– Не возмущайся так против судьбы, не убивай… Ну, вот и мы бедны, – не могут же все люди быть богатыми.

– Да, да, я знаю! – И в голосе Люси звучат сухие, острые, как иглы, ноты злобы.

– Я знаю, что у богатых дети бывают часто изуродованы золотухой, так как им слишком много дают сладкого. А у меня не было мяса для моей девочки, чтобы подкреплять ее, когда она была больная. Теперь же уходите, мои милые, я хочу быть одна, совершенно одна с моей девочкой.

Люси прислушиваеется к тяжелому, спускающемуся по лестнице стуку грубых сабо и снова наклоняется к ребенку.

– Ты думала, Жантон, что ты одна уйдешь из этой комнаты, а твоя мать останется тут мучиться? Как бы не так! Мы уйдем вместе, милая Жантон. Ты знаешь: у меня есть немного денег, чтобы купить тебе гроб. Для моего же гроба денег нет. Пусть тот, кто хочет купить его мне, – покупает! А теперь поцелуй, крепко, крепко… Вот так, Жантон.

Она отвертывается от колыбельки и с тупым равнодушием смотрит на дверь.

– Я не уйду отсюда – меня отсюда унесут.

Куда идти? Вернуться снова к своему жалкому, еле оплачиваемому ремеслу поденщицы? Переносить опять нужду и голод, пренебрежение? Унижаться? Я все это переносила, когда была жива Жантон. За свой собственный счет – не хочу. Как у меня убого тут, темно. А сколько золота, сверкающего золота льет жизнерадостное солнце с неба… Все для богатых! Все, все для них! Только для них одних – богатство, и вся чарующая прелесть жизни, вся красота природы и любви, и много, так необъятно много счастья… Мне стоит только посмотреть в окно, и я увижу весь этот шумный и пожирающий без сострадания и наслаждающийся муравейник жизни… О, проклятый, проклятый Париж!

Люси подходит к шкафу и вытаскивает из-под кучи заплатанных бедных одежд большой кухонный нож.

– А ведь мне будет больно, очень больно, очень больно, – бормочет она медленно, с конвульсией страдания на своем пожелтевшем, состарившемся преждевременно лице.

– Мне будет очень больно! – Она задумывается и вспоминает фразу, прочитанную ею где-то в газете: «Жаровня с углями, веревка – все это жалкие орудия смерти бедняков…»

Ее губы скривились.

– И забыли про кухонный нож! Ведь это тоже жалкое орудие смерти!

Она приходит в бешенство и потрясает своим ножом с отломанной наполовину рукояткой.

– О, это ничего, что будет больно! – кричит она в каком-то упоении и топает ногами. – Пусть будет больно! Ведь это богачи боятся умирать… Пусть они смотрят, как умирают бедняки!
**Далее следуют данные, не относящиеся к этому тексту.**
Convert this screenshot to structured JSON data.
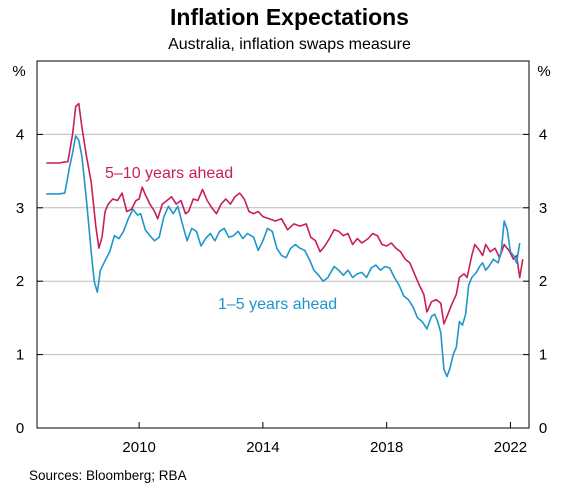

Она быстро подходит к окну.

– О, парижский народ не труслив, красавчики мои, – он вовсе не труслив.

И она смотрит вниз на расстилающуюся перед ее глазами чарующую панораму города, потонувшего в светлом играющем блеске золотых ярких искр. Ей кажется, что город загорается и одевается уже широкими и пожирающими крыльями огня.
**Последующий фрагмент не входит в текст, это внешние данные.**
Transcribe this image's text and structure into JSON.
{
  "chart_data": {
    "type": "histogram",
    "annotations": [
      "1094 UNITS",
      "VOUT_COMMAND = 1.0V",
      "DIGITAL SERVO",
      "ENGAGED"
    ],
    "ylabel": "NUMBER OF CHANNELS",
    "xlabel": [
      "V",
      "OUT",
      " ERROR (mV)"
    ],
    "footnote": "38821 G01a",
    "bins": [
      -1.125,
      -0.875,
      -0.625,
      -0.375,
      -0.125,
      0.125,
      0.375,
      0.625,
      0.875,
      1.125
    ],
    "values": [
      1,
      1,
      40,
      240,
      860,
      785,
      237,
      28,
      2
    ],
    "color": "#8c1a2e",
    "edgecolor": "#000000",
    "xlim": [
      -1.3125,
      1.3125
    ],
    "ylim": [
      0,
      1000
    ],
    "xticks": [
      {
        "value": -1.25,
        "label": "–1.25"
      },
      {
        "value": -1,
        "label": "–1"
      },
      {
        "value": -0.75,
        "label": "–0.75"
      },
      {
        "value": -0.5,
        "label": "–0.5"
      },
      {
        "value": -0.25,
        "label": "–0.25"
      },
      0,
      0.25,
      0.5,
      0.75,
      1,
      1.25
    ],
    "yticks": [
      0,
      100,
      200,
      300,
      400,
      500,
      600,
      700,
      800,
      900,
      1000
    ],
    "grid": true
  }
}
– Вот! Вот! – бормочет она радостно.

Его ответ

Это случилось со мной во время одной из крупных стачек в «Черном городе», в Шарлеруа.

Газета, в которой я работал, послала меня на разведки. Нельзя сказать, чтобы газета сочувствовала стачке, но это было нужно.

Мне не хотелось уезжать: в один из этих последних вечеров я завязал роман с очаровательной Люси из Folies Parisiennes.

Но ехать было нужно. И, поправляя нервным жестом бутоньерку в петлице моего коричневого смокинга, я стоял хмуро и брезгливо возле дверей кафе, в котором собралось много людей в рабочих блузах.

Это был митинг стачечников.

Около столика на возвышении явился человек. Какой-то иностранец… Я разглядел его опущенные белокурые усы и твердый взгляд его немного близоруких, слегка насмешливых и очень умных глаз.